CuO nanoparticles embedded in laser-induced graphene for flexible planar micro-supercapacitors

Abstract

Utilizing predefined electrode geometries, laser direct writing technology is employed to intricately inscribe flexible polyimide (PI) films, thereby inducing porous graphene patterned electrodes for flexible planar micro-supercapacitors (MSCs), which greatly facilitates the integration of MSCs into functional devices for power supply. Nevertheless, prevailing challenges confront current flexible MSCs relying on laser-induced graphene (LIG), including the constrained electrochemical functionality of pure LIG electrodes and the uneven incorporation of heterogeneous constituents within LIG electrodes. In light of these challenges, this study delves into the fundamental mechanism underlying the formation of polyimide (PI) films and introduces an innovative approach to uniformly integrate CuO nanoparticles into the poly (acrylic acid) (PAA) precursor solution.
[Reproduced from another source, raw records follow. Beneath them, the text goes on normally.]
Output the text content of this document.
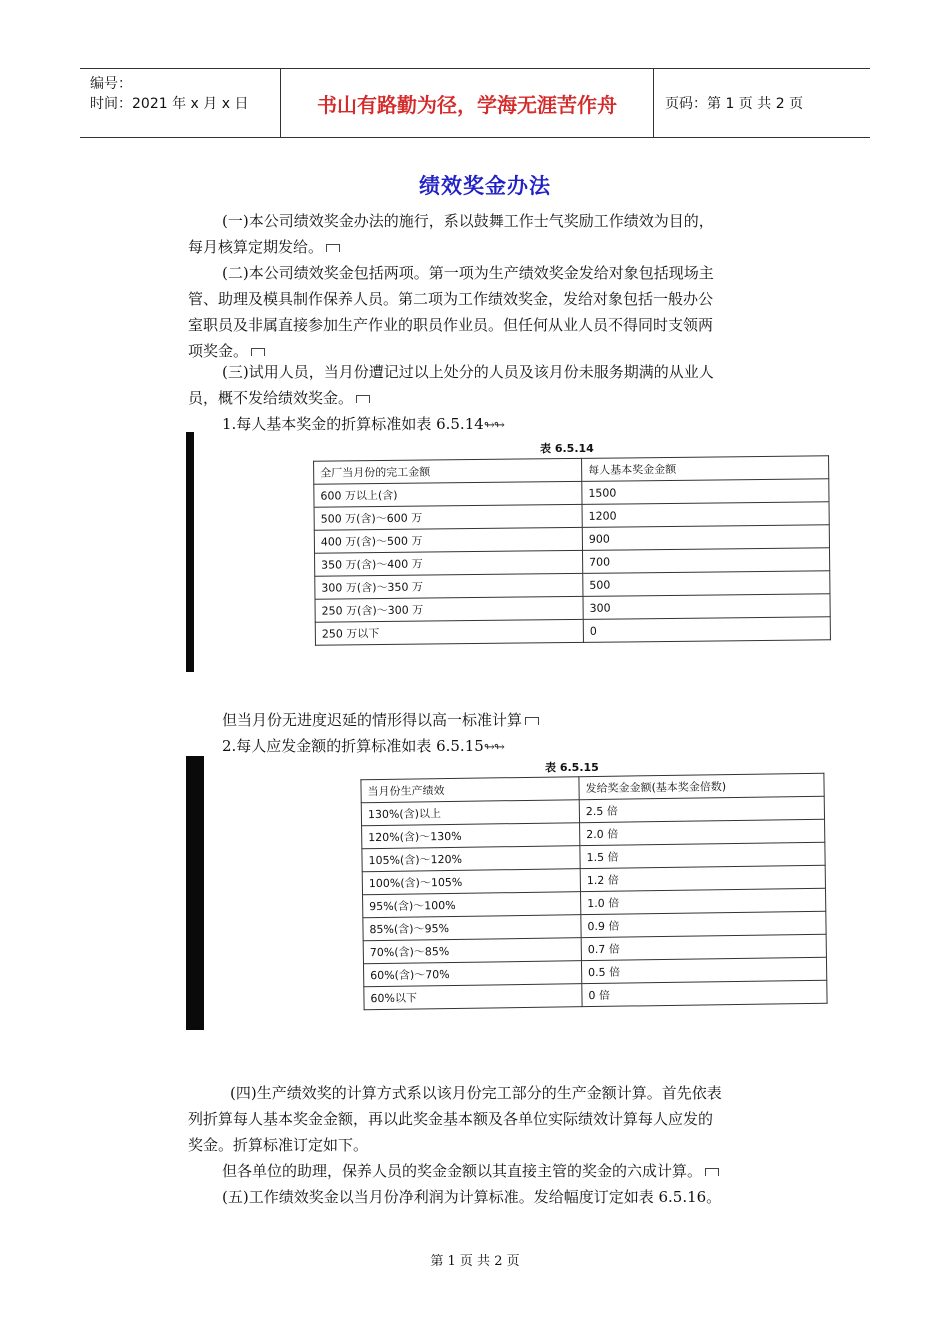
编号：
时间：2021 年 x 月 x 日	书山有路勤为径，学海无涯苦作舟	页码：第 1 页 共 2 页
绩效奖金办法
(一)本公司绩效奖金办法的施行，系以鼓舞工作士气奖励工作绩效为目的，
每月核算定期发给。
(二)本公司绩效奖金包括两项。第一项为生产绩效奖金发给对象包括现场主
管、助理及模具制作保养人员。第二项为工作绩效奖金，发给对象包括一般办公
室职员及非属直接参加生产作业的职员作业员。但任何从业人员不得同时支领两
项奖金。
(三)试用人员，当月份遭记过以上处分的人员及该月份未服务期满的从业人
员，概不发给绩效奖金。
1.每人基本奖金的折算标准如表 6.5.14↬↬
表 6.5.14
全厂当月份的完工金额	每人基本奖金金额
600 万以上(含)	1500
500 万(含)～600 万	1200
400 万(含)～500 万	900
350 万(含)～400 万	700
300 万(含)～350 万	500
250 万(含)～300 万	300
250 万以下	0
但当月份无进度迟延的情形得以高一标准计算
2.每人应发金额的折算标准如表 6.5.15↬↬
表 6.5.15
当月份生产绩效	发给奖金金额(基本奖金倍数)
130%(含)以上	2.5 倍
120%(含)～130%	2.0 倍
105%(含)～120%	1.5 倍
100%(含)～105%	1.2 倍
95%(含)～100%	1.0 倍
85%(含)～95%	0.9 倍
70%(含)～85%	0.7 倍
60%(含)～70%	0.5 倍
60%以下	0 倍
(四)生产绩效奖的计算方式系以该月份完工部分的生产金额计算。首先依表
列折算每人基本奖金金额，再以此奖金基本额及各单位实际绩效计算每人应发的
奖金。折算标准订定如下。
但各单位的助理，保养人员的奖金金额以其直接主管的奖金的六成计算。
(五)工作绩效奖金以当月份净利润为计算标准。发给幅度订定如表 6.5.16。
第 1 页 共 2 页
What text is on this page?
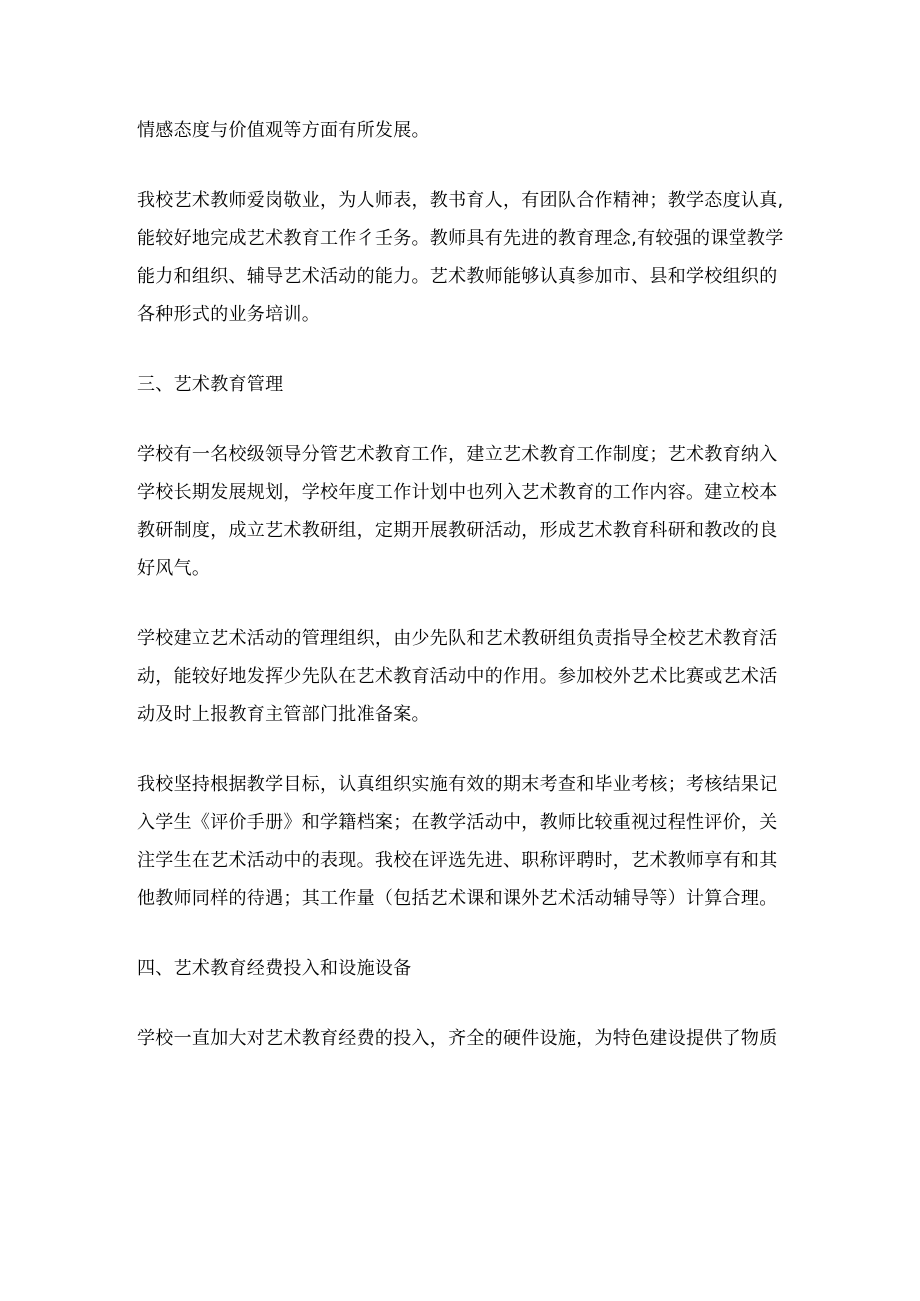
情感态度与价值观等方面有所发展。

我校艺术教师爱岗敬业，为人师表，教书育人，有团队合作精神；教学态度认真,
能较好地完成艺术教育工作彳壬务。教师具有先进的教育理念,有较强的课堂教学
能力和组织、辅导艺术活动的能力。艺术教师能够认真参加市、县和学校组织的
各种形式的业务培训。

三、艺术教育管理

学校有一名校级领导分管艺术教育工作，建立艺术教育工作制度；艺术教育纳入
学校长期发展规划，学校年度工作计划中也列入艺术教育的工作内容。建立校本
教研制度，成立艺术教研组，定期开展教研活动，形成艺术教育科研和教改的良
好风气。

学校建立艺术活动的管理组织，由少先队和艺术教研组负责指导全校艺术教育活
动，能较好地发挥少先队在艺术教育活动中的作用。参加校外艺术比赛或艺术活
动及时上报教育主管部门批准备案。

我校坚持根据教学目标，认真组织实施有效的期末考查和毕业考核；考核结果记
入学生《评价手册》和学籍档案；在教学活动中，教师比较重视过程性评价，关
注学生在艺术活动中的表现。我校在评选先进、职称评聘时，艺术教师享有和其
他教师同样的待遇；其工作量（包括艺术课和课外艺术活动辅导等）计算合理。

四、艺术教育经费投入和设施设备

学校一直加大对艺术教育经费的投入，齐全的硬件设施，为特色建设提供了物质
The subsequent imidization process culminates in the synthesis of a CuO-embedded PI film. The research progresses to the fabrication of shape-controllable CuO/LIG patterned electrodes utilizing a precision laser direct writing technique, and the subsequent construction of flexible planar MSCs. Harnessing the synergistic interactions between the dual components within the electrode, the resulting MSC possesses an impressive areal capacitance of 6.45 mF·cm-2, coupled with an energy density of 0.896 mWh·cm-2 and a power density of 0.081 mW·cm-2, thus illustrating the potential of this innovative material integration for high-performance flexible energy storage implementations.